8. Bölüm👻

171 14 60
                                    

Hu huuu sizi çok seven ben geri döndüüü🥳🥳🥳🥳 artık daha sık gelecek bölümler😁

Nasılsınız bakalımmm

Keyifli okumalar diliyorummm minik hayaletlerimm👻

***

"Tamam."

"Ne?"

"Tamam diyorum. Beni iyileştirelim. Ben... Ben yaşamak istiyorum." Söylediğimde ciddi olup olmadığımı tartmak için yüzüme uzun bir süre gözlerini kısarak baktı. En sonunda inanmış olacak ki ayağa kalkıp heyecanla ellerini birbirine çarptı.

Gözleri anlık olarak ışıldamıştı. Gözlerinin ışıldadığını gördüğüm ilk seferdi diyebilirdim. O kadar yakışmıştı ki o hafif parıltı kömür gözlerine...

''Aferin Eylül! İşte aradığım ruh bu!'' Ruh mu? Oysa ben ruhsuz olduğumu düşünüyordum.

Heyecanlı konuşması pek hoşuma gitmemişti. Her ne kadar iyileşmek istiyor olsam da bunun çok zor olacağını biliyordum. Onun da umudunu yüksek tutması fikri hoşuma gitmemişti. Bu yüzden umursamazca konuşmaya başladım. ''Söyle bakalım dahiyane planlarını. Beni nasıl iyileştirecekmişsin?''

Öz güven dolu bir tavır takındı. İşini profesyonelce yapan bir psikiyatrist gibi duruyordu. Bu kadar ciddi durmaya çalışması her ne kadar komiğime gitse de gülmemek için elimden geleni yaptım.

İki elini de arkasında birleştirip dedeler gibi odada volta atmaya başladı. ''Şimdi ilk olarak bir şeyleri senden dinlemek istiyorum. Mesela şu an mücadele etmekte en zorlandığın şeyi söyle bana.''

Biraz düşündüm. Bir sürü şey vardı aslında. Ben hepsinin arasından en hafif sayılanını söyledim. En ağırını söylesem çözebileceğinden şüpheliydim çünkü. ''Hoşlandığım çocuk beni kardeşi gibi görüyor.'' dedim pat diye.

Kayra'nın beklediği cevap sanırım bu değildi. Çünkü hareketlerini durdurmuş, bana şaşkın bakışlarını göndermişti. ''Gerçekten mi? En büyük sıkıntın bu mu şimdi?''

Dudaklarımı büküp ''Şu anlık evet.'' dedim en inandırıcı sesimle. Tabii ki değildi ama yalandan kim ölmüş? Değil mi? Kayra biraz daha odada volta attı. Sonra da durup hemen yatağa yaklaştı. Hemen karşıma oturduktan sonra bağdaş kurdu. İyice dibime girdiğinde bakışlarımı istemsizce kaçırdım. Yine çok yakındı. ''O zaman seni iyileştirmeye aşk hayatından başlıyoruz!'' dedi yüksek bir sesle.

Ona 'Mal mısın?' bakışı attım. ''Ne yapacaksın Kayra? Çocuğun kalbini alıp beni içine mi yerleştireceksin? Sevmiyor beni. En azından o anlamda...''

''Biz de sevdiririz o zaman. O anlamda...'' Yüzündeki sinsi ifade burnuma kötü kokular getirmişti. Kim bilir aklında ne tilkiler dönüyordu?

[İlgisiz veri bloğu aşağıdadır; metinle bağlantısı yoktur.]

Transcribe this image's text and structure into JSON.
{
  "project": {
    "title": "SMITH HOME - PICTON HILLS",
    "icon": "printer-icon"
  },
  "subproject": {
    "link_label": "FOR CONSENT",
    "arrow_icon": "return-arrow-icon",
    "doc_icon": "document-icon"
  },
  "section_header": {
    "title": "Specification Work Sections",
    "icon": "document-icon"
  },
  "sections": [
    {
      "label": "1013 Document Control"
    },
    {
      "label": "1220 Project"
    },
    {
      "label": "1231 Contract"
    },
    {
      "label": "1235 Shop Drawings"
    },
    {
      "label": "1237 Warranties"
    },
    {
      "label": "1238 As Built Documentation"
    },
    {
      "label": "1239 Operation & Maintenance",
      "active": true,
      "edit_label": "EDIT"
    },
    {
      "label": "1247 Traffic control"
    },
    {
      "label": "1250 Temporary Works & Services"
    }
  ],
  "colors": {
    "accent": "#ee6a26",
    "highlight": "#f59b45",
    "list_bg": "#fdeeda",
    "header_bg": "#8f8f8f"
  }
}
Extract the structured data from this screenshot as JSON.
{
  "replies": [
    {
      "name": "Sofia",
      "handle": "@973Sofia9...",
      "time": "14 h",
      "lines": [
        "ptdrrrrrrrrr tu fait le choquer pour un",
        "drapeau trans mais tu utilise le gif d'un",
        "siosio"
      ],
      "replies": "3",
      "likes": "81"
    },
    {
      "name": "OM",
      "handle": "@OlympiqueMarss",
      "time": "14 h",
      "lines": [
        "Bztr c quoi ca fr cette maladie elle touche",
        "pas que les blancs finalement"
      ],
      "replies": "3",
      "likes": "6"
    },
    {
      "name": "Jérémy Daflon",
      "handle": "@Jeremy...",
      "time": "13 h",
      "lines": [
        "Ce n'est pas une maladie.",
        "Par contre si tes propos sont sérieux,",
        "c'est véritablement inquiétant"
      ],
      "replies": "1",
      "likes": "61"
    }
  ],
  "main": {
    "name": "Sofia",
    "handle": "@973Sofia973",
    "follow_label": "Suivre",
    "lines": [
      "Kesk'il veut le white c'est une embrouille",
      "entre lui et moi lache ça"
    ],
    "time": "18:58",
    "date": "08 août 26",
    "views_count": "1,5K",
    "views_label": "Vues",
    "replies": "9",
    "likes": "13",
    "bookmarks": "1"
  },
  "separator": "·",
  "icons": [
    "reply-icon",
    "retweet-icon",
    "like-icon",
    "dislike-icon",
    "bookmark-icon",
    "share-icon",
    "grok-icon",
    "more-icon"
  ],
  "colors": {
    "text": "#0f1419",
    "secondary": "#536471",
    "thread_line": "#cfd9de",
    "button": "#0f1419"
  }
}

Yataktan hızla kalkıp çalışma masasına ilerlediğinde sonunda aramıza mesafe girdiği için rahat bir nefes aldım. Bazen önemli konular konuşurken gereksiz derecede yakınıma gelebiliyordu.

Çalışma masasından bir not defteri ve kalem kapıp hemen yanıma kuruldu. Bir dizi benimkine değip duruyordu ama o bunun pek de farkındaymış gibi durmuyordu. Temaslara tepki gösteren tek kişi ben miydim yani şimdi? Bu haksızlıktı.

Elindeki kalemi dikkatle not defterinden açtığı boş kağıda dokundurup '1' yazdı. ''Şimdi bana bu çocuğu daha dikkatli anlat. Günlüğünde çok detaya girmemiştin. Bir şeyler yapabilmem için önce onu tanımam gerekiyor.''

Onu olabildiğince net anlatabilmek için kafamda görüntüsünü oluşturdum. Her gece gülümsemesini hayal ederek uyuduğum için bu pek de zor bir aktivite değildi benim için. Gözlerimin önünde hemen kocaman sırıtan bir Çağrı oluştu.